I have a dataframe like this (note: C is the count of values in A):
A B C
ex, one, two, three X1 4
ex, one, two X2 3
one, two, four X3 3
ex, three X4 2
four, ex X5 2
four, one X6 2
I want to delete all rows in which the value in column A is a subset of another value in column A. So the result should look like
A B C
ex, one, two, three X1 4
one, two, four X3 3
four, ex X5 2
I tried the following approach:
dataframe[np.sum(np.array([[y in x for x in dataframe.A.values] for y in dataframe.A.values]),1)==1]
However, this only filters out values that have the same order, e.g. "ex, one, two" and "ex, one, two, three" but not "ex, two, three".
Looking for help :)
CodePudding user response:
IIUC, you could convert your column to sets, then, assuming prior sorting by decreasing C, you can check for each set if it is the subset of any prior set.

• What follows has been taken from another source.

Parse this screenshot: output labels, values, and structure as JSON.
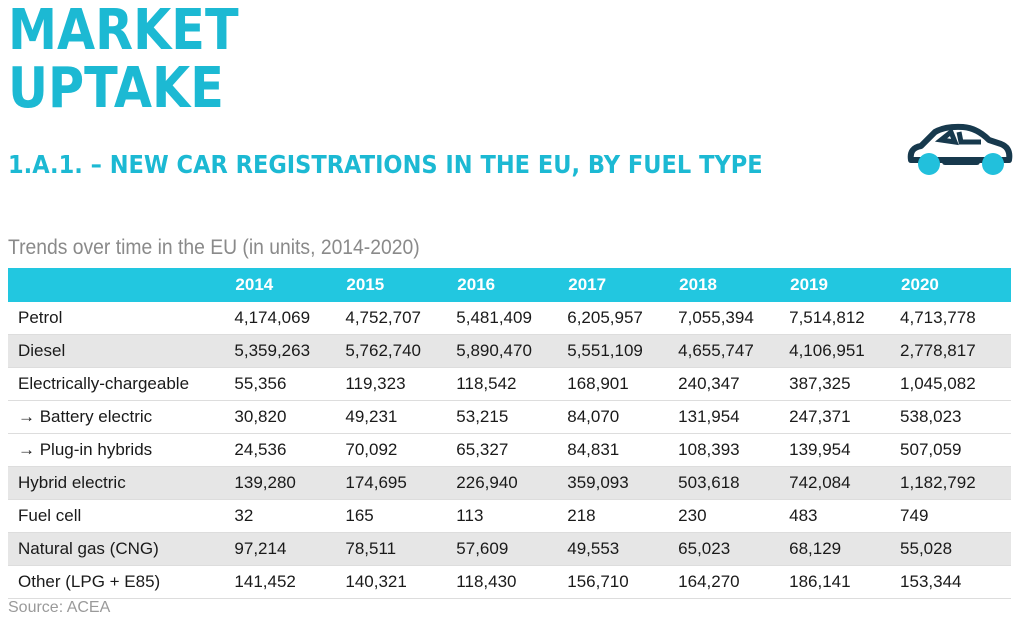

Finally, slice the dataframe:
l = [set(s.split(', ')) for s in df['A']]
# [{'ex', 'one', 'three', 'two'},
# {'ex', 'one', 'two'},
# {'four', 'one', 'two'},
# {'ex', 'three'},
# {'ex', 'four'},
# {'four', 'one'}]
notsub = [not any(s.issubset(x) for x in l[:i]) for i,s in enumerate(l)]
# [True, False, True, False, True, False]
df2 = df[notsub]
output:
A B C
0 ex, one, two, three X1 4
2 one, two, four X3 3
4 four, ex X5 2
if possible duplicated sets
In this case, you also need to compare with the sets of equal size, the best is to use frozenset
and pandas.Series.duplicated
:
l = [frozenset(s.split(', ')) for s in df['A']]
notsub = [not any(s.issubset(x) for x in l[:i]) for i,s in enumerate(l)]
df2 = df[notsub & ~pd.Series(l).duplicated()]